Por aquel entonces, Eugenio trabajaba en la mina, con mi padre y no paraban de hablar del tema. Yo no sabía qué significaba aquello. Me lo imaginaba como una faena muy sucia. No sé si fue mi inconsciente pero esa fue la explicación que yo le daba a su color de piel, oscura y repleta de lunares con unas manos surcadas de arrugas y con dedos enjutos. Rosa, su mujer, estaba en la cocina y cuando terminó lo que se traía entre manos, vino con nosotros. Era una mujer muy alegre y servicial, de sonrisa ancha pero aquel día tenía la mirada vidriosa.
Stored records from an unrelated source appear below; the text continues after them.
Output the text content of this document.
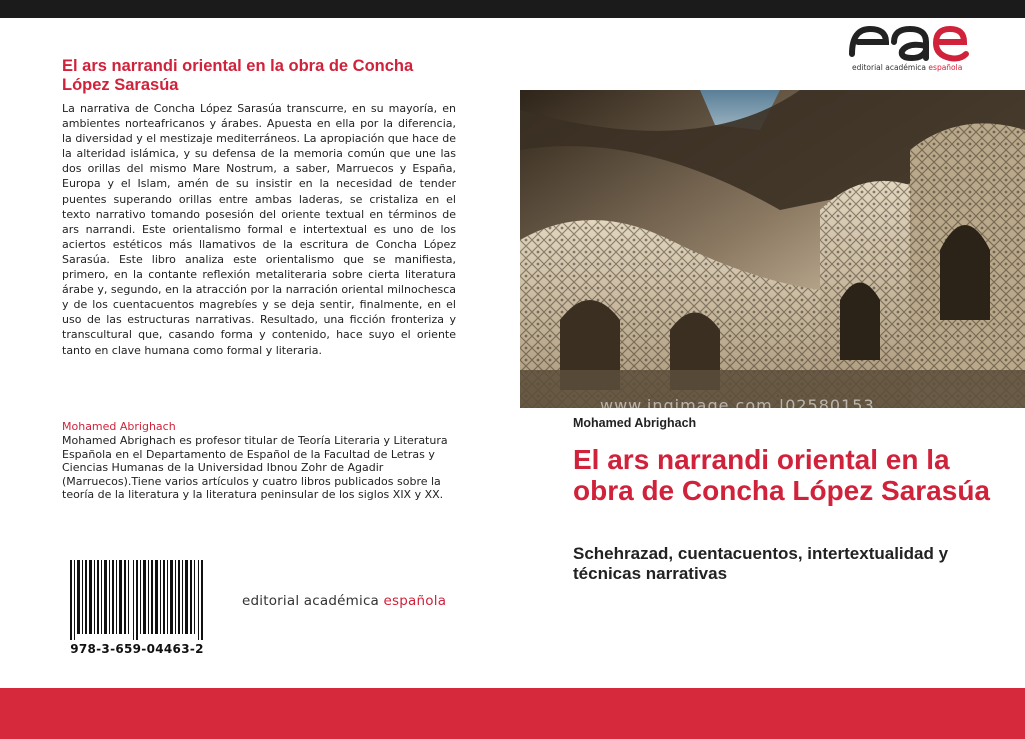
El ars narrandi oriental en la obra de Concha López Sarasúa

La narrativa de Concha López Sarasúa transcurre, en su mayoría, en ambientes norteafricanos y árabes. Apuesta en ella por la diferencia, la diversidad y el mestizaje mediterráneos. La apropiación que hace de la alteridad islámica, y su defensa de la memoria común que une las dos orillas del mismo Mare Nostrum, a saber, Marruecos y España, Europa y el Islam, amén de su insistir en la necesidad de tender puentes superando orillas entre ambas laderas, se cristaliza en el texto narrativo tomando posesión del oriente textual en términos de ars narrandi. Este orientalismo formal e intertextual es uno de los aciertos estéticos más llamativos de la escritura de Concha López Sarasúa. Este libro analiza este orientalismo que se manifiesta, primero, en la contante reflexión metaliteraria sobre cierta literatura árabe y, segundo, en la atracción por la narración oriental milnochesca y de los cuentacuentos magrebíes y se deja sentir, finalmente, en el uso de las estructuras narrativas. Resultado, una ficción fronteriza y transcultural que, casando forma y contenido, hace suyo el oriente tanto en clave humana como formal y literaria.

Mohamed Abrighach

Mohamed Abrighach es profesor titular de Teoría Literaria y Literatura Española en el Departamento de Español de la Facultad de Letras y Ciencias Humanas de la Universidad Ibnou Zohr de Agadir (Marruecos).Tiene varios artículos y cuatro libros publicados sobre la teoría de la literatura y la literatura peninsular de los siglos XIX y XX.

978-3-659-04463-2
editorial académica española
editorial académica española
www.ingimage.com |02580153
Mohamed Abrighach
El ars narrandi oriental en la obra de Concha López Sarasúa
Schehrazad, cuentacuentos, intertextualidad y técnicas narrativas
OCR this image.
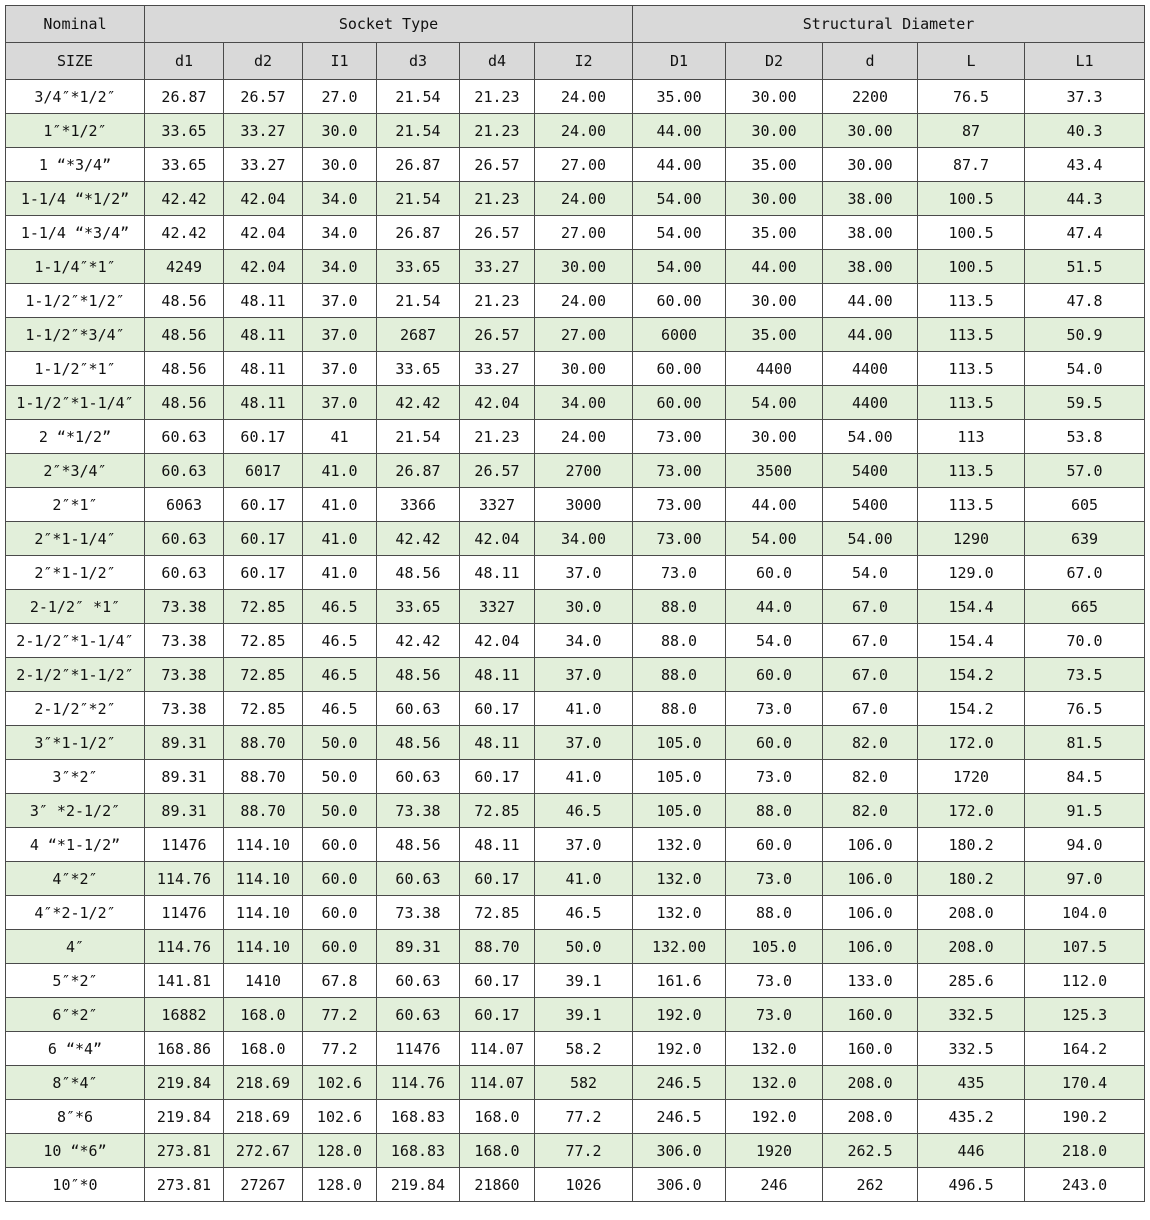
Nominal	Socket Type						Structural Diameter				
SIZE	d1	d2	I1	d3	d4	I2	D1	D2	d	L	L1
3/4″*1/2″	26.87	26.57	27.0	21.54	21.23	24.00	35.00	30.00	2200	76.5	37.3
1″*1/2″	33.65	33.27	30.0	21.54	21.23	24.00	44.00	30.00	30.00	87	40.3
1 “*3/4”	33.65	33.27	30.0	26.87	26.57	27.00	44.00	35.00	30.00	87.7	43.4
1-1/4 “*1/2”	42.42	42.04	34.0	21.54	21.23	24.00	54.00	30.00	38.00	100.5	44.3
1-1/4 “*3/4”	42.42	42.04	34.0	26.87	26.57	27.00	54.00	35.00	38.00	100.5	47.4
1-1/4″*1″	4249	42.04	34.0	33.65	33.27	30.00	54.00	44.00	38.00	100.5	51.5
1-1/2″*1/2″	48.56	48.11	37.0	21.54	21.23	24.00	60.00	30.00	44.00	113.5	47.8
1-1/2″*3/4″	48.56	48.11	37.0	2687	26.57	27.00	6000	35.00	44.00	113.5	50.9
1-1/2″*1″	48.56	48.11	37.0	33.65	33.27	30.00	60.00	4400	4400	113.5	54.0
1-1/2″*1-1/4″	48.56	48.11	37.0	42.42	42.04	34.00	60.00	54.00	4400	113.5	59.5
2 “*1/2”	60.63	60.17	41	21.54	21.23	24.00	73.00	30.00	54.00	113	53.8
2″*3/4″	60.63	6017	41.0	26.87	26.57	2700	73.00	3500	5400	113.5	57.0
2″*1″	6063	60.17	41.0	3366	3327	3000	73.00	44.00	5400	113.5	605
2″*1-1/4″	60.63	60.17	41.0	42.42	42.04	34.00	73.00	54.00	54.00	1290	639
2″*1-1/2″	60.63	60.17	41.0	48.56	48.11	37.0	73.0	60.0	54.0	129.0	67.0
2-1/2″ *1″	73.38	72.85	46.5	33.65	3327	30.0	88.0	44.0	67.0	154.4	665
2-1/2″*1-1/4″	73.38	72.85	46.5	42.42	42.04	34.0	88.0	54.0	67.0	154.4	70.0
2-1/2″*1-1/2″	73.38	72.85	46.5	48.56	48.11	37.0	88.0	60.0	67.0	154.2	73.5
2-1/2″*2″	73.38	72.85	46.5	60.63	60.17	41.0	88.0	73.0	67.0	154.2	76.5
3″*1-1/2″	89.31	88.70	50.0	48.56	48.11	37.0	105.0	60.0	82.0	172.0	81.5
3″*2″	89.31	88.70	50.0	60.63	60.17	41.0	105.0	73.0	82.0	1720	84.5
3″ *2-1/2″	89.31	88.70	50.0	73.38	72.85	46.5	105.0	88.0	82.0	172.0	91.5
4 “*1-1/2”	11476	114.10	60.0	48.56	48.11	37.0	132.0	60.0	106.0	180.2	94.0
4″*2″	114.76	114.10	60.0	60.63	60.17	41.0	132.0	73.0	106.0	180.2	97.0
4″*2-1/2″	11476	114.10	60.0	73.38	72.85	46.5	132.0	88.0	106.0	208.0	104.0
4″	114.76	114.10	60.0	89.31	88.70	50.0	132.00	105.0	106.0	208.0	107.5
5″*2″	141.81	1410	67.8	60.63	60.17	39.1	161.6	73.0	133.0	285.6	112.0
6″*2″	16882	168.0	77.2	60.63	60.17	39.1	192.0	73.0	160.0	332.5	125.3
6 “*4”	168.86	168.0	77.2	11476	114.07	58.2	192.0	132.0	160.0	332.5	164.2
8″*4″	219.84	218.69	102.6	114.76	114.07	582	246.5	132.0	208.0	435	170.4
8″*6	219.84	218.69	102.6	168.83	168.0	77.2	246.5	192.0	208.0	435.2	190.2
10 “*6”	273.81	272.67	128.0	168.83	168.0	77.2	306.0	1920	262.5	446	218.0
10″*0	273.81	27267	128.0	219.84	21860	1026	306.0	246	262	496.5	243.0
La charla de Rosa y mi madre derivó hacia el de la familia, concretamente hacia los hijos de la primera: Rosarillo, Carlos y Saturnino. Había una noticia: Rosarillo se iba a vivir con su novio, Ildefonso. Éste era militar de carrera y le habían destinado fuera de Sevilla, a Almadén. Al oír las palabras, Eugenio endureció el rostro. Él no solía hablar mucho, empleaba más bien frases cortas y directas pero en esta ocasión se explicó con todo lujo de detalles, de forma lenta y tajante. En ese momento, entró Rosarillo. Creo que en todo lo que la conocí, sólo la vi en casa de sus padres en dos o tres ocasiones y ésta fue una de ellas. Tenía la mirada baja y una expresión de tristeza en la cara. Nos saludó y nos explicó que se iba. Eugenio estaba rígido, en ese momento. Alzó la voz y le preguntó si lo tenía todo preparado y si sabía cuándo salían. Su hija asintió y se excusó para seguir preparando la maleta. Eugenio, llevándose el cigarro a los labios, exhaló a través de la nariz mientras parecía que dos lágrimas incipientes se formaban en sus ojos. En contra de lo que mi padre me decía, al parecer los hombres duros también lloran.